J0313-1806 is 13.03 billion light-years away to be exact. That means we're seeing this object like it was just 670 million years after the Big Bang, and it's still massive.

Astronomers predict that J0313-1806 has around 1.6 billion solar masses as it ages. That's not out-of-line for a supermassive black hole anywhere in the universe, but they've sucked up matter longer and grew bigger. J0313-1806 was not meant to have had time to develop too big in the early universe.

The first quasars were observed in the mid-20th century, but it wasn't until decades later that we started to understand what these bodies were. A quasar is an active celestial nucleus in which the supermassive black hole that anchors the galaxy draws to form a gaseous accretion disk.
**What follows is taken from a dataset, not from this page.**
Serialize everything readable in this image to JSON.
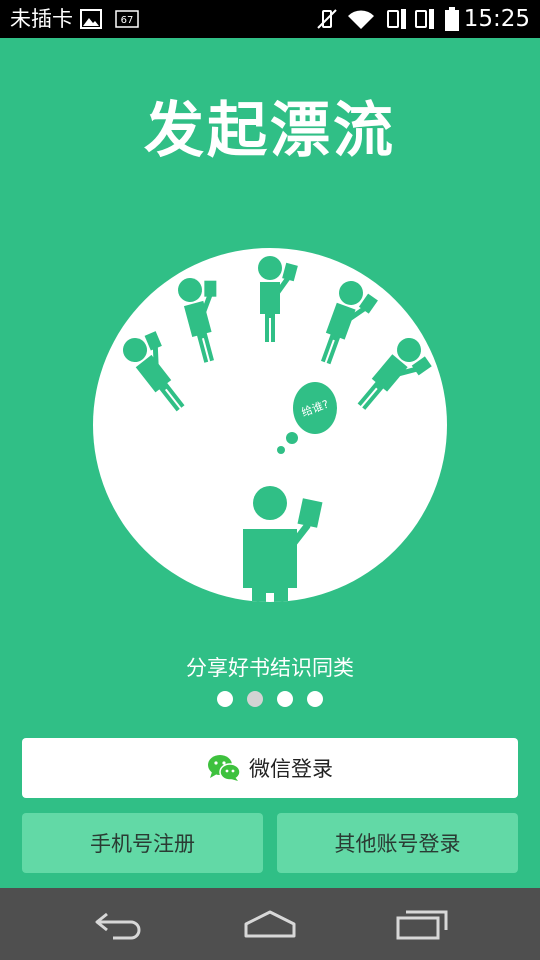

All this material, colliding as it spirals through the black hole, emits a stream of electromagnetic energy that serves as the signature of these objects. J0313-1806, for example, shines a thousand times brighter than our whole galaxy.

The study puts forward a hypothesis to understand the origin of this perplexing quasar, known as the direct collapse scenario. In this model, it wasn't a star collapsing that created the supermassive black hole. Instead, a massive cloud of cold hydrogen gas exploded inward to create a much larger black hole than any stellar source could make. This might explain why astronomers find so many enormous black holes in the early universe.

The galaxy hosting J0313-1806 is experiencing a burst of star formation, producing new stars 200 times faster than the Milky Way. The convergence of this strong star formation, the luminous quasar, and the high-speed outflow make J0313-1806 and its host galaxy a candidate model for understanding the formation of supermassive black holes and their host galaxies in the early universe. If only current tech can handle it.

Unfortunately, J0313-1806 is so far away that we cannot gather much more data with the current technology. However, the upcoming James Webb Space Telescope could be relatively reliable for image objects such as J0313-1806. After several years of delays, NASA intends to launch the Webb telescope at the end of 2021.